Credit cards seem like the perfect option. Because they are a type of revolving credit, they’re there when you need them. Simply having a high credit card limit gives people peace of mind that they can get through a tough month.
But are credit cards really the best option if the tough times look unlikely to end? And are banks taking advantage of increased credit card use?
The problem with credit cards in 2022
Credit cards are unsecured loans and are therefore risky for banks. If you don’t pay what you are supposed to every month, there is little they can do to get their money back. While they will report it to credit bureaus, that will only affect you next time you apply for credit.
Because unsecured loans are risky, they come with high interest rates. That is always true of credit cards.
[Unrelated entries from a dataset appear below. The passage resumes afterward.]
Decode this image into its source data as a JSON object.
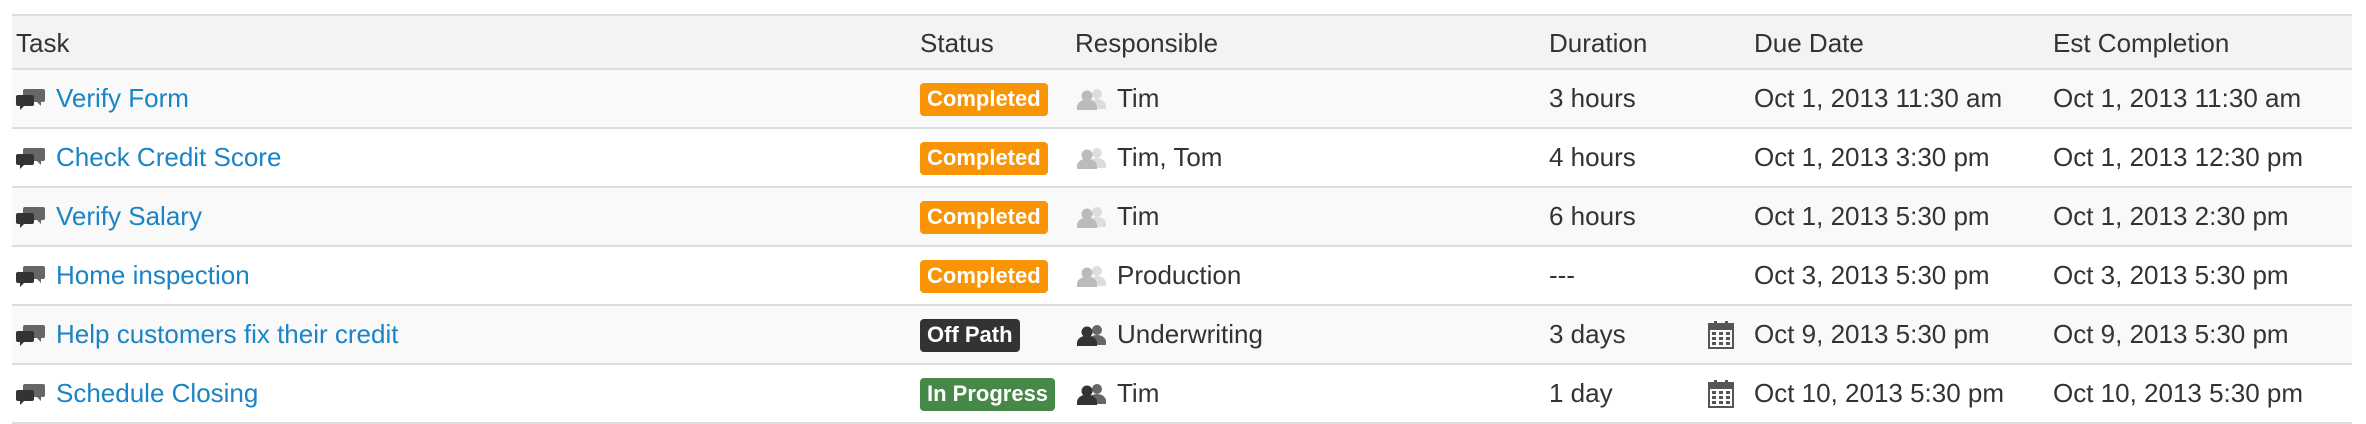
{
  "table": {
    "headers": {
      "task": "Task",
      "status": "Status",
      "responsible": "Responsible",
      "duration": "Duration",
      "due_date": "Due Date",
      "est_completion": "Est Completion"
    },
    "rows": [
      {
        "task": "Verify Form",
        "status": "Completed",
        "status_color": "#f89406",
        "responsible": "Tim",
        "people_icon": "people-icon-light",
        "duration": "3 hours",
        "calendar": false,
        "due_date": "Oct 1, 2013 11:30 am",
        "est_completion": "Oct 1, 2013 11:30 am"
      },
      {
        "task": "Check Credit Score",
        "status": "Completed",
        "status_color": "#f89406",
        "responsible": "Tim, Tom",
        "people_icon": "people-icon-light",
        "duration": "4 hours",
        "calendar": false,
        "due_date": "Oct 1, 2013 3:30 pm",
        "est_completion": "Oct 1, 2013 12:30 pm"
      },
      {
        "task": "Verify Salary",
        "status": "Completed",
        "status_color": "#f89406",
        "responsible": "Tim",
        "people_icon": "people-icon-light",
        "duration": "6 hours",
        "calendar": false,
        "due_date": "Oct 1, 2013 5:30 pm",
        "est_completion": "Oct 1, 2013 2:30 pm"
      },
      {
        "task": "Home inspection",
        "status": "Completed",
        "status_color": "#f89406",
        "responsible": "Production",
        "people_icon": "people-icon-light",
        "duration": "---",
        "calendar": false,
        "due_date": "Oct 3, 2013 5:30 pm",
        "est_completion": "Oct 3, 2013 5:30 pm"
      },
      {
        "task": "Help customers fix their credit",
        "status": "Off Path",
        "status_color": "#333333",
        "responsible": "Underwriting",
        "people_icon": "people-icon-dark",
        "duration": "3 days",
        "calendar": true,
        "due_date": "Oct 9, 2013 5:30 pm",
        "est_completion": "Oct 9, 2013 5:30 pm"
      },
      {
        "task": "Schedule Closing",
        "status": "In Progress",
        "status_color": "#468847",
        "responsible": "Tim",
        "people_icon": "people-icon-dark",
        "duration": "1 day",
        "calendar": true,
        "due_date": "Oct 10, 2013 5:30 pm",
        "est_completion": "Oct 10, 2013 5:30 pm"
      }
    ]
  },
  "icons": {
    "task": "comments-icon",
    "responsible_done": "people-icon-light",
    "responsible_active": "people-icon-dark",
    "due_date": "calendar-icon"
  },
  "colors": {
    "link": "#1a84c4",
    "completed": "#f89406",
    "off_path": "#333333",
    "in_progress": "#468847",
    "header_bg": "#f3f3f3",
    "stripe": "#f9f9f9",
    "border": "#dddddd"
  }
}
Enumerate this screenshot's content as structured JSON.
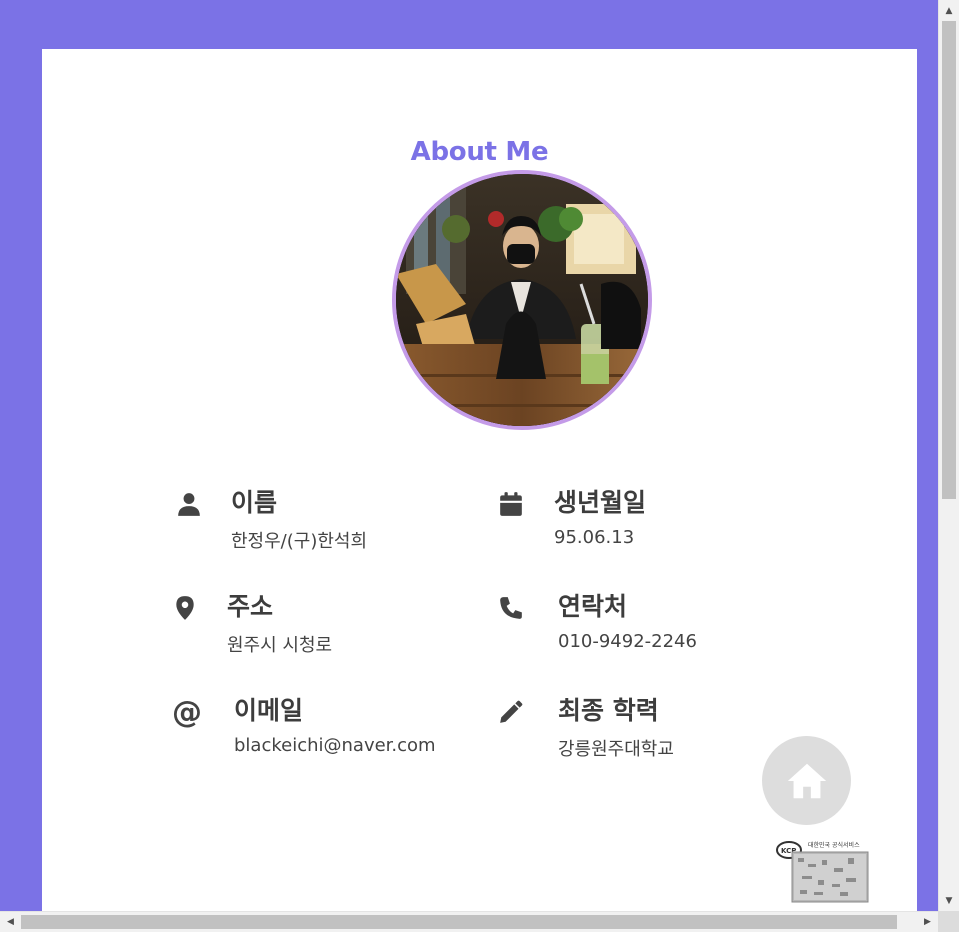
{
  "page": {
    "title": "About Me"
  },
  "profile": {
    "avatar_alt": "profile photo"
  },
  "info": {
    "name": {
      "label": "이름",
      "value": "한정우/(구)한석희",
      "icon": "user-icon"
    },
    "birth": {
      "label": "생년월일",
      "value": "95.06.13",
      "icon": "calendar-icon"
    },
    "address": {
      "label": "주소",
      "value": "원주시 시청로",
      "icon": "map-marker-icon"
    },
    "contact": {
      "label": "연락처",
      "value": "010-9492-2246",
      "icon": "phone-icon"
    },
    "email": {
      "label": "이메일",
      "value": "blackeichi@naver.com",
      "icon": "at-icon"
    },
    "education": {
      "label": "최종 학력",
      "value": "강릉원주대학교",
      "icon": "pencil-icon"
    }
  },
  "home_button": {
    "icon": "home-icon"
  },
  "badge": {
    "icon": "kcp-badge-icon",
    "text": "대한민국 공식서비스"
  },
  "colors": {
    "background": "#7b72e6",
    "accent": "#7b72e6",
    "avatar_border": "#c49be8",
    "text": "#3d3d3d",
    "home_button_bg": "#dddddd"
  }
}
The idea is for you to pay the money back as soon as possible to avoid spending hundreds of dollars on interest.
However, the higher the interest is, the more difficult it is to pay back the balance. In 2022, with the Federal Reserve raising interest rates in an attempt to stem inflation, credit card rates are rising too. Banks are now charging record annual percentage rates (APRs) on credit cards because of this.
In theory, high interest rates do not need to impact you. But inflation has been getting worse, not better. The funds spent by credit card holders are not being repaid. On the contrary, people are spending more of their balances each month.
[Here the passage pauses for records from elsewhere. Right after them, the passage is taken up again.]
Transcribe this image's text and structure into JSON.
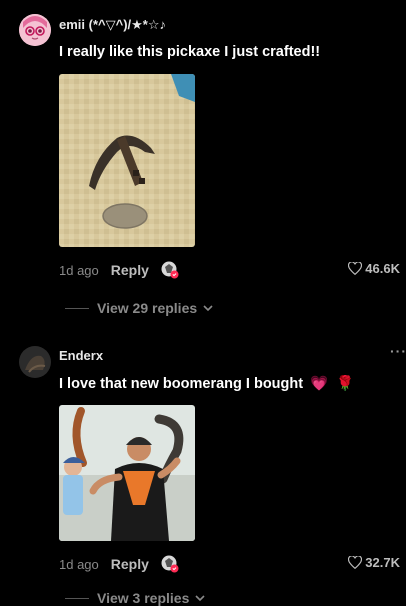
{
  "comments": [
    {
      "username": "emii (*^▽^)/★*☆♪",
      "text": "I really like this pickaxe I just crafted!!",
      "time": "1d ago",
      "reply_label": "Reply",
      "likes": "46.6K",
      "view_replies": "View 29 replies"
    },
    {
      "username": "Enderx",
      "text": "I love that new boomerang I bought",
      "text_emojis": [
        "💗",
        "🌹"
      ],
      "time": "1d ago",
      "reply_label": "Reply",
      "likes": "32.7K",
      "view_replies": "View 3 replies",
      "more_label": "···"
    }
  ],
  "colors": {
    "background": "#000000",
    "secondary_text": "#8a8a8a",
    "like_badge": "#fe2c55"
  }
}
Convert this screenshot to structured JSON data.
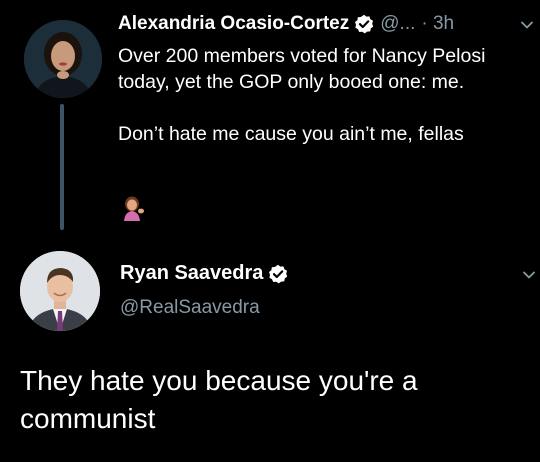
{
  "tweet": {
    "author_name": "Alexandria Ocasio-Cortez",
    "handle_truncated": "@...",
    "time": "· 3h",
    "text_line1": "Over 200 members voted for Nancy Pelosi today, yet the GOP only booed one: me.",
    "text_line2": "Don’t hate me cause you ain’t me, fellas",
    "emoji_icon": "woman-tipping-hand-emoji",
    "verified_icon": "verified-badge-icon",
    "menu_icon": "chevron-down-icon"
  },
  "reply": {
    "author_name": "Ryan Saavedra",
    "handle": "@RealSaavedra",
    "text": "They hate you because you're a communist",
    "verified_icon": "verified-badge-icon",
    "menu_icon": "chevron-down-icon"
  },
  "colors": {
    "background": "#000000",
    "text": "#ffffff",
    "secondary_text": "#8899a6",
    "thread_line": "#3d5466"
  }
}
In this scenario, credit cards are getting people out of sticky situations but they come at a cost. Eventually, the chickens will come home to roost. People will have maxed out their credit cards and have no way of paying even the interest.
As mentioned, it makes sense that APRs are high, considering the high benchmark set by the Fed. However, are these rates truly justifiable?
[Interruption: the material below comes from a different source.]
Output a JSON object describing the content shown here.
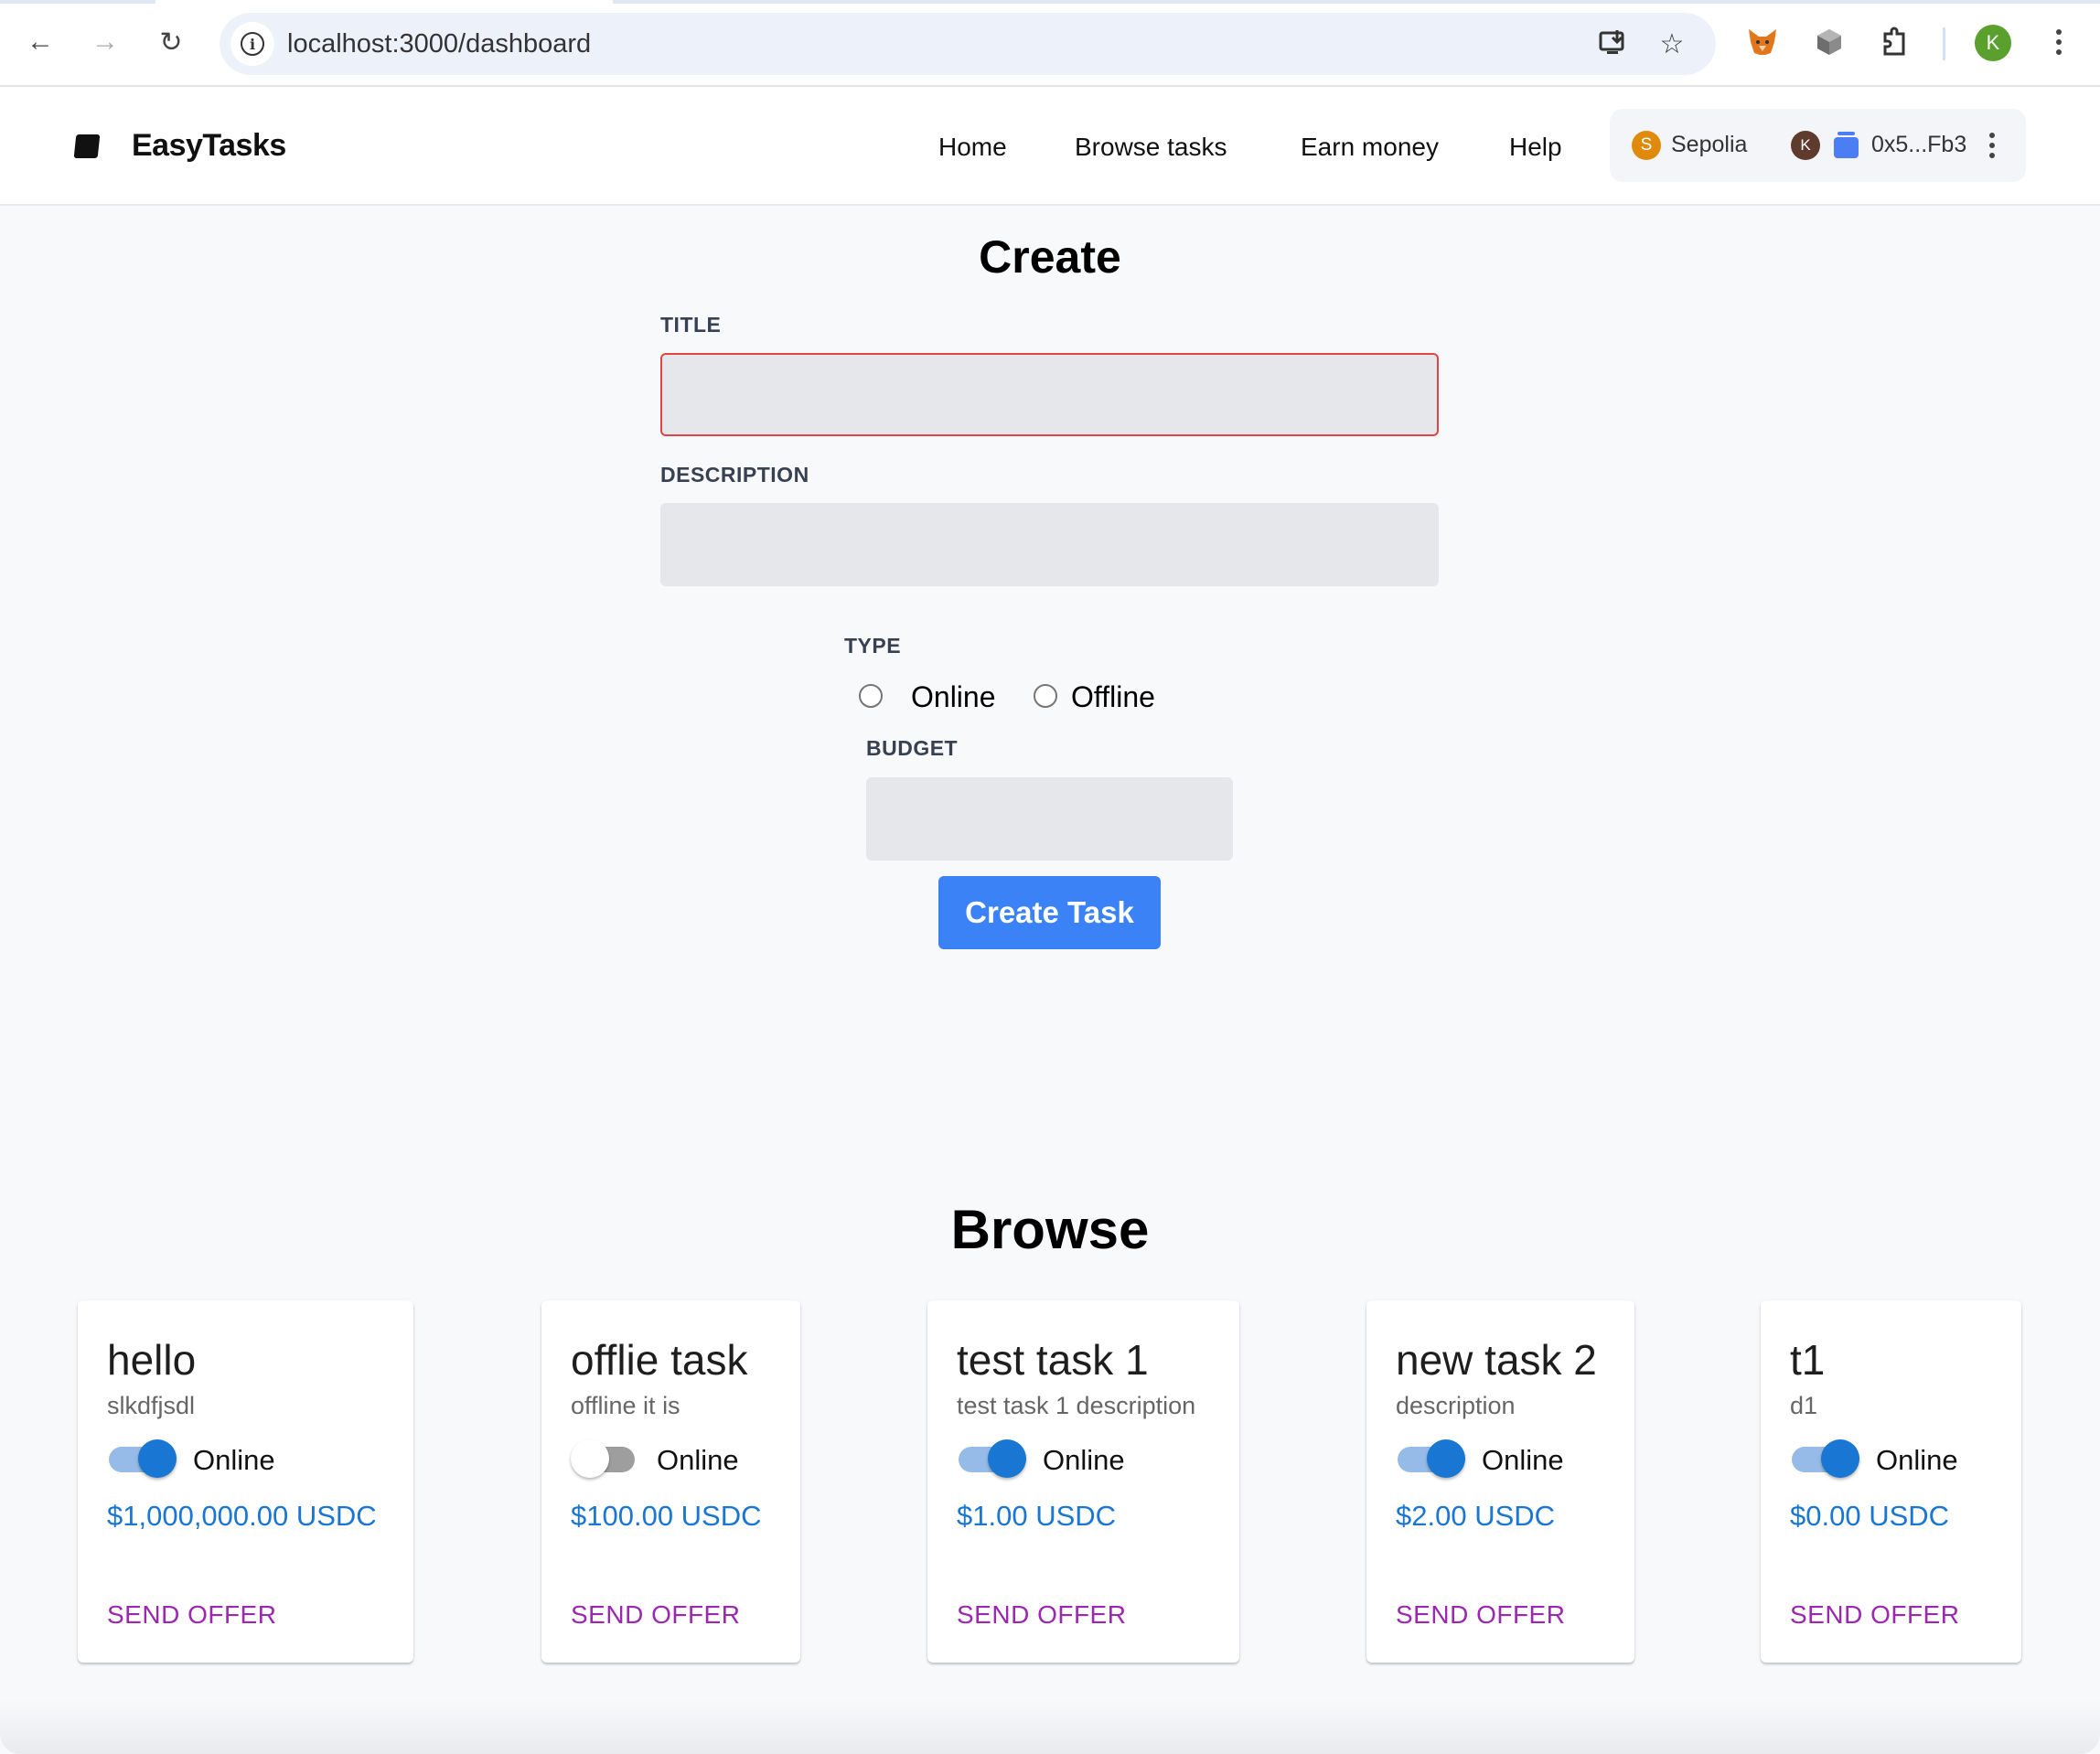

Banks may be taking advantage of clients
The Consumer Financial Protection Bureau (CFPB) is not convinced. The consumer watchdog is investigating the record high rates. The problem is that while banks are using the high benchmark rate as justification for their own high rates, they did not lower their rates in the same way when the benchmark was close to zero. From March 2020 until early this year, the Federal interest rate was at record lows, but credit card rates were not.
The argument that risk is higher now due to inflation may not hold up either. The reality is that banks are still issuing credit cards to customers with bad credit and offering higher limits to people who already have hefty balances. High risk should mean that banks are more prudent with the credit they provide.
There is huge demand for credit at the moment, and it seems like this is what is truly driving high interest rates on credit cards. Banks may be raising rates because they can increase their own profits at the expense of desperate clients.
Margaret Seikel, a financial analyst at the CFPB, put this into context with the following example. At the current rates, a person with a $5,000 credit card balance will pay $1,000 in interest alone over the course of a year.
It is clear that credit card interest rates are costing Americans a lot of money in a time when money is tight. The problem is that people do not have all that many alternatives. When interest rates are low and inflation is under control, credit cards can be extremely useful. But at the moment, they may be leading people further into debt with no easy way out.
It remains to be seen whether the CFPB finds any wrongdoing. For now, Americans with credit cards will have to grapple with record interest rates.